Ce ne sont définitivement pas nos valeurs, nous ne pensons pas que « notre » France soit celle de « Napoléon et des Croisades » que la colonisation ait eu un quelconque « rôle positif », que l’ « Homme africain n’est jamais entré dans l’Histoire », que l’Europe et surtout ses valeurs ne soient jamais arrêtées au Bosphore, que le Christianisme soit la seule base fondatrice de l’Occident, qu’il y ait des « civilisations supérieures ».

Nous croyons, par contre, qu’il existe des valeurs supérieures qui ont vocation à être partagées par toutes les civilisations, lesquelles sont d’autant plus grandes qu’elles sont aptes à protéger les plus faibles et conserver ce monde dans le meilleur état possible pour les générations futures.
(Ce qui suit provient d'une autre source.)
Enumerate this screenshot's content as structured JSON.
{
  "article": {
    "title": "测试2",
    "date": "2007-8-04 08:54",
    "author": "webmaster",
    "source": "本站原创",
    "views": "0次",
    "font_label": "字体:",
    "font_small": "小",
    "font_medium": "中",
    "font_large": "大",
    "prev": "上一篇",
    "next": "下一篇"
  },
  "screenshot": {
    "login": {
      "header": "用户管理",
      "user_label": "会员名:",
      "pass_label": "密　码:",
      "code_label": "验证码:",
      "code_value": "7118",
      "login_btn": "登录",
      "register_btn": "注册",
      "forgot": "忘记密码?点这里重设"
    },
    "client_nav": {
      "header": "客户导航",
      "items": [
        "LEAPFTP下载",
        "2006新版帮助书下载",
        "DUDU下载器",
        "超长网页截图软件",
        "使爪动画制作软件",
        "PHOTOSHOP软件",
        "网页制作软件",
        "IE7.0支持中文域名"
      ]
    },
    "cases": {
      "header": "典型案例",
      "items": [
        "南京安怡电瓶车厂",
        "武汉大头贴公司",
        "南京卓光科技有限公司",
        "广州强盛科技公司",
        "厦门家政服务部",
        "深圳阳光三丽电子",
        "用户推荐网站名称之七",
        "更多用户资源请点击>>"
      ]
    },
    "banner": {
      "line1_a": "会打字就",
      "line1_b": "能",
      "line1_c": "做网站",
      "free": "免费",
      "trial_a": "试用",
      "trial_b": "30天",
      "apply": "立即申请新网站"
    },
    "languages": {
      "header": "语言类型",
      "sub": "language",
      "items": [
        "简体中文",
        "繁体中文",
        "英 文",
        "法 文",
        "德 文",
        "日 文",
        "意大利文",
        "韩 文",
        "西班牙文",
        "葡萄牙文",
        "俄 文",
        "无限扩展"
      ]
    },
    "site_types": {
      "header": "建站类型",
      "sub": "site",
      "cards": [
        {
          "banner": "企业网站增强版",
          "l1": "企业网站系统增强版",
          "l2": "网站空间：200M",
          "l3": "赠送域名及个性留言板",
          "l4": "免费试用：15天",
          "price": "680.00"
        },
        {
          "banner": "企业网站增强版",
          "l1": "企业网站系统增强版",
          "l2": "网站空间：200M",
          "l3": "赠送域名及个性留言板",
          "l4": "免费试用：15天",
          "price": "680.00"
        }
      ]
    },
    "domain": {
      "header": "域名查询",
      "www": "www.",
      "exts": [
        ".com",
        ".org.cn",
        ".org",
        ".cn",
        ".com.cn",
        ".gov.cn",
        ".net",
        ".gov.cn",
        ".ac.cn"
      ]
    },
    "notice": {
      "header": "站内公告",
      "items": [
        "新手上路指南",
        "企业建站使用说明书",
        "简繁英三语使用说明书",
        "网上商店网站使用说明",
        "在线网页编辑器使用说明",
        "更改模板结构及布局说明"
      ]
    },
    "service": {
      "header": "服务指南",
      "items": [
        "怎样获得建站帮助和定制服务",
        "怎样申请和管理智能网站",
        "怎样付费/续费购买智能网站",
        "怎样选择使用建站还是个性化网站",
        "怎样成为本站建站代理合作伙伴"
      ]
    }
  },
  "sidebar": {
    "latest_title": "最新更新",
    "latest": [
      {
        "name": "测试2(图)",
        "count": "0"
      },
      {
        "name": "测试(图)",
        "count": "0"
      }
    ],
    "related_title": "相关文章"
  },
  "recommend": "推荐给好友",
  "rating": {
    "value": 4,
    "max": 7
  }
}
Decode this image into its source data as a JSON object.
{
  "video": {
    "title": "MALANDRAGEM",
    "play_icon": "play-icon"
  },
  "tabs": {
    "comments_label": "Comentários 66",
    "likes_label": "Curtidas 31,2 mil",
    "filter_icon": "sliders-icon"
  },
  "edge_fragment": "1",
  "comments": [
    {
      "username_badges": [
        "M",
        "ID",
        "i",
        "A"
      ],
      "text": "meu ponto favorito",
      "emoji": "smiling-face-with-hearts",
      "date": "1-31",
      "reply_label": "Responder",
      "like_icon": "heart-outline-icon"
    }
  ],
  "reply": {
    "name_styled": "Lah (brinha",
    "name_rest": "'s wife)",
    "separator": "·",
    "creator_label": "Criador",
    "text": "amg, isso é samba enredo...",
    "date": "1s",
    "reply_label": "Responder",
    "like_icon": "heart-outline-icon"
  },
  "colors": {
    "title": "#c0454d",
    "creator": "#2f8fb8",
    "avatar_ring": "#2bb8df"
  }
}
Alors oui, dimanche nous vous appelons à voter Hollande. Mais ne vous arrêtez surtout pas là ! Investissez-vous dans la société civile, agissez et poussez le futur gouvernement à agir. Il faut redonner à la planète entière l’image d’un pays qui se bat pour que ce monde soit plus juste. La France doit redevenir une locomotive pour les droits humains et pas un nouveau paradis pour ceux qui vivent surtout en spéculant sur le travail des autres, un pays d’exclusion où le fossé entres nantis et démunis s’accroit sans cesse.Dites non au modèle social d’Outre Atlantique. La valeur des individus ne se mesure pas à ce qu’ils gagnent ou possèdent. Le progrès qui ne profite pas à tous n’est pas le progrès, là est la vraie source de la division et des conflits M. le Président.